I pay tribute to my hon. Friend the Member for Bosworth (David Tredinnick) for securing the debate, which I am sure is of interest to the consumers and practitioners who use herbal medicines, as well as to the many Members who attended the debate today. None of us disagree with the principles articulated here—we can all sign up to them—but good government is about working through the practicalities of proposals to ensure that they become good laws, as I will discuss later.

There have been many good and worthy contributions to the debate. The hon. Member for Strangford (Jim Shannon) showed his strong support for herbal practitioners in his constituency, and he was right to say that things in Government do not happen in a flash but have to be properly thought through. I want to reassure him that some of the products he mentioned—he talked about the benefits of vitamin E, for example—are freely available from herbal practitioners, and indeed from pharmacists and other places.

There were other strong contributions from my hon. Friend the Member for Kettering (Mr Hollobone), who is no longer in his seat, and the hon. Member for Vauxhall (Kate Hoey). The hon. Lady made her case eloquently, and I would be happy to meet with her at a later date to discuss sports therapists further, but I would not wish to intrude on Mr Bone’s patience by talking about the issue today and I hope she will forgive me for that.
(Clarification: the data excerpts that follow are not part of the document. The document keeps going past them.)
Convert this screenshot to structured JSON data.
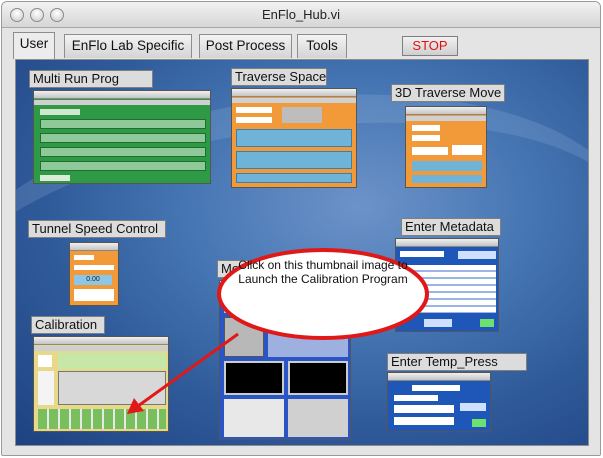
{
  "window": {
    "title": "EnFlo_Hub.vi"
  },
  "tabs": [
    {
      "label": "User",
      "active": true
    },
    {
      "label": "EnFlo Lab Specific",
      "active": false
    },
    {
      "label": "Post Process",
      "active": false
    },
    {
      "label": "Tools",
      "active": false
    }
  ],
  "stop_button": {
    "label": "STOP",
    "color": "#e01010"
  },
  "launchers": {
    "multi_run": {
      "label": "Multi Run Prog",
      "thumb_color": "#2f9a46"
    },
    "traverse_space": {
      "label": "Traverse Space",
      "thumb_color": "#f2993a"
    },
    "traverse_3d": {
      "label": "3D Traverse Move",
      "thumb_color": "#f2993a"
    },
    "tunnel_speed": {
      "label": "Tunnel Speed Control",
      "thumb_color": "#f2993a",
      "speed_value": "0.00"
    },
    "measure": {
      "label": "Measure",
      "thumb_color": "#2a55c4"
    },
    "metadata": {
      "label": "Enter Metadata",
      "thumb_color": "#1f57b8"
    },
    "calibration": {
      "label": "Calibration",
      "thumb_color": "#e8d98a"
    },
    "temp_press": {
      "label": "Enter Temp_Press",
      "thumb_color": "#1f57b8"
    }
  },
  "callout": {
    "text": "Click on this thumbnail image to Launch the Calibration Program",
    "outline_color": "#e01818",
    "arrow_color": "#e01818"
  },
  "icons": [
    "close-icon",
    "minimize-icon",
    "zoom-icon"
  ]
}
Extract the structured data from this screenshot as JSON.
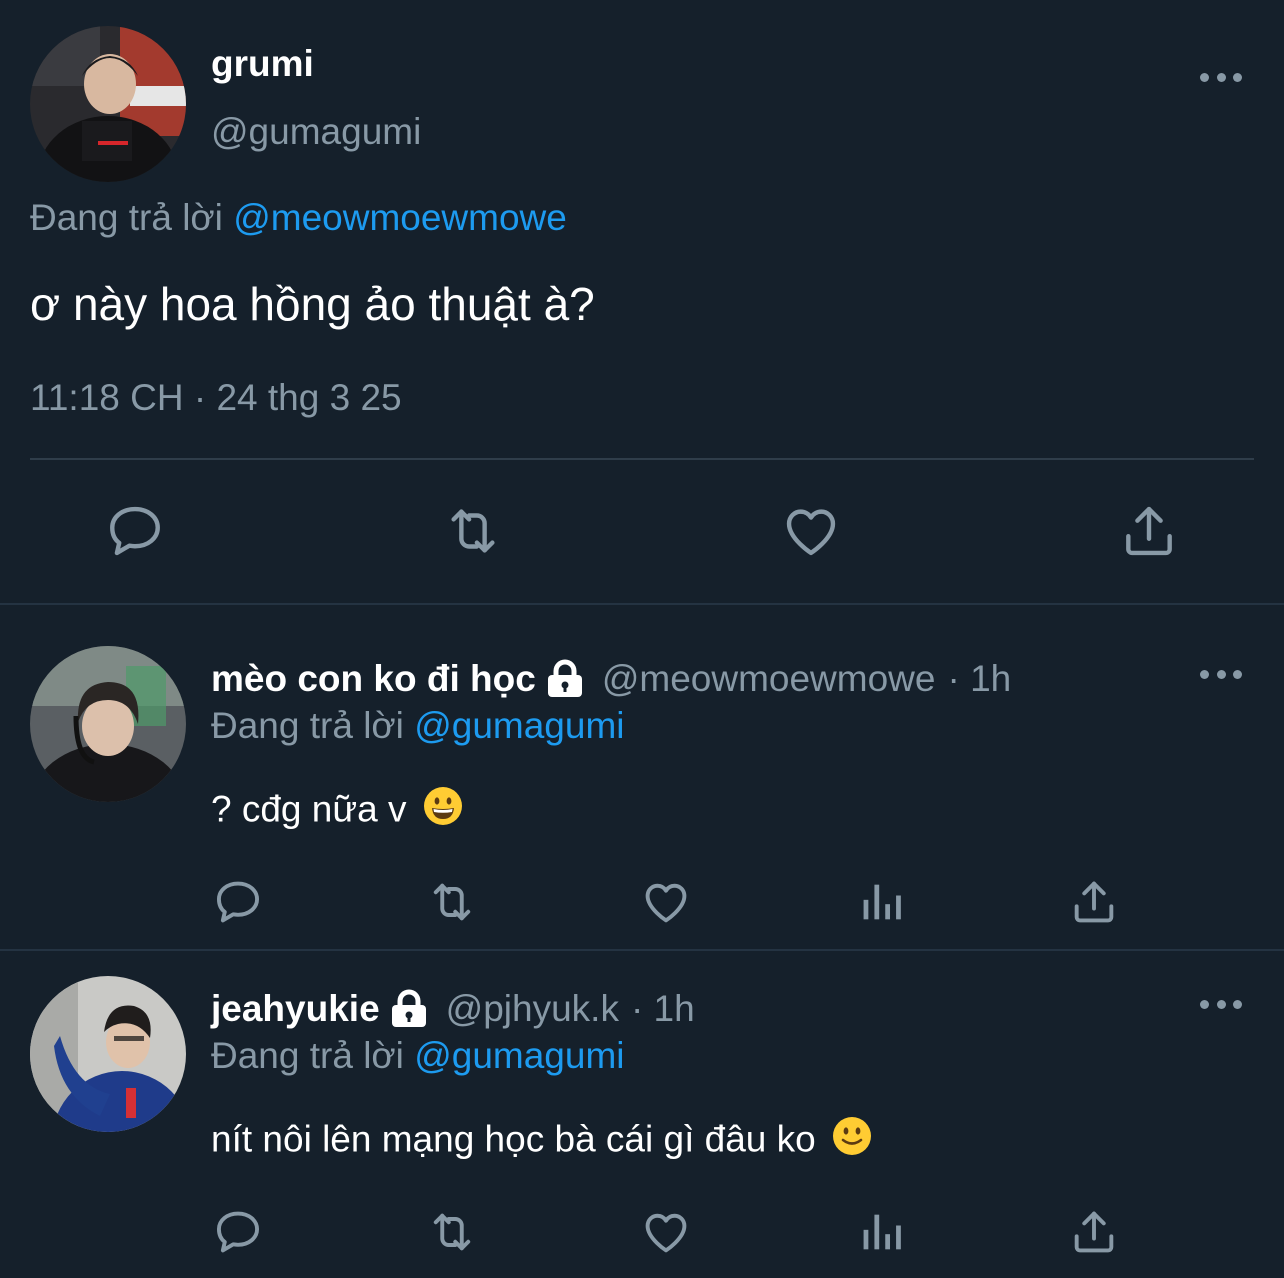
{
  "main_tweet": {
    "display_name": "grumi",
    "handle": "@gumagumi",
    "replying_label": "Đang trả lời",
    "replying_to": "@meowmoewmowe",
    "text": "ơ này hoa hồng ảo thuật à?",
    "timestamp": "11:18 CH · 24 thg 3 25",
    "actions": [
      "reply-icon",
      "retweet-icon",
      "like-icon",
      "share-icon"
    ]
  },
  "replies": [
    {
      "display_name": "mèo con ko đi học",
      "locked": true,
      "handle": "@meowmoewmowe",
      "time": "· 1h",
      "replying_label": "Đang trả lời",
      "replying_to": "@gumagumi",
      "text": "? cđg nữa v",
      "emoji": "grinning-face",
      "actions": [
        "reply-icon",
        "retweet-icon",
        "like-icon",
        "analytics-icon",
        "share-icon"
      ]
    },
    {
      "display_name": "jeahyukie",
      "locked": true,
      "handle": "@pjhyuk.k",
      "time": "· 1h",
      "replying_label": "Đang trả lời",
      "replying_to": "@gumagumi",
      "text": "nít nôi lên mạng học bà cái gì đâu ko",
      "emoji": "slightly-smiling-face",
      "actions": [
        "reply-icon",
        "retweet-icon",
        "like-icon",
        "analytics-icon",
        "share-icon"
      ]
    }
  ],
  "colors": {
    "background": "#15202b",
    "text": "#ffffff",
    "secondary": "#8899a6",
    "link": "#1d9bf0",
    "divider": "#243342"
  }
}
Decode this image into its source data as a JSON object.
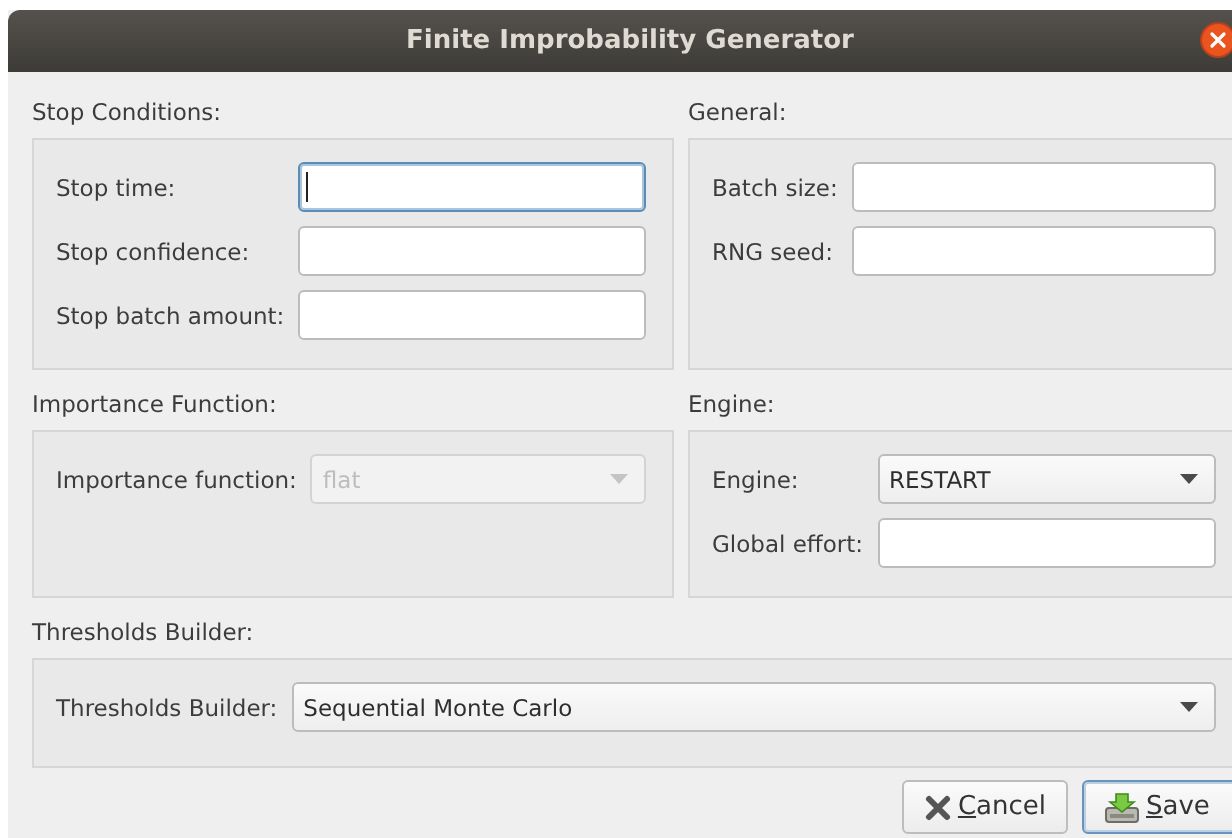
{
  "window": {
    "title": "Finite Improbability Generator"
  },
  "sections": [
    {
      "title": "Stop Conditions:",
      "wide": false,
      "fields": [
        {
          "kind": "text",
          "label": "Stop time:",
          "focused": true
        },
        {
          "kind": "text",
          "label": "Stop confidence:",
          "focused": false
        },
        {
          "kind": "text",
          "label": "Stop batch amount:",
          "focused": false
        }
      ]
    },
    {
      "title": "General:",
      "wide": false,
      "fields": [
        {
          "kind": "text",
          "label": "Batch size:",
          "focused": false
        },
        {
          "kind": "text",
          "label": "RNG seed:",
          "focused": false
        }
      ]
    },
    {
      "title": "Importance Function:",
      "wide": false,
      "fields": [
        {
          "kind": "combo",
          "label": "Importance function:",
          "value": "flat",
          "disabled": true
        }
      ]
    },
    {
      "title": "Engine:",
      "wide": false,
      "fields": [
        {
          "kind": "combo",
          "label": "Engine:",
          "value": "RESTART",
          "disabled": false
        },
        {
          "kind": "text",
          "label": "Global effort:",
          "focused": false
        }
      ]
    },
    {
      "title": "Thresholds Builder:",
      "wide": true,
      "fields": [
        {
          "kind": "combo",
          "label": "Thresholds Builder:",
          "value": "Sequential Monte Carlo",
          "disabled": false
        }
      ]
    }
  ],
  "buttons": [
    {
      "label": "Cancel",
      "kind": "cancel",
      "default": false,
      "mnemonic_underlined": true
    },
    {
      "label": "Save",
      "kind": "save",
      "default": true,
      "mnemonic_underlined": true
    }
  ]
}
I pay particular tribute to my hon. Friend the Member for Bosworth for his principled and long-standing support for herbal practitioners and his interest in alternative therapies, homeopathy and many other such issues. Today he has demonstrated his extensive knowledge of the topic under debate, and of alternative therapies in general. I am sure I am right in saying that he is the most informed Member of Parliament on many of these issues, and it is a great tribute to him that he has secured the debate today. I am sure that herbal practitioners and alternative therapists would wish to pay tribute to his great work and his advocacy on their behalf, and on behalf of his constituents.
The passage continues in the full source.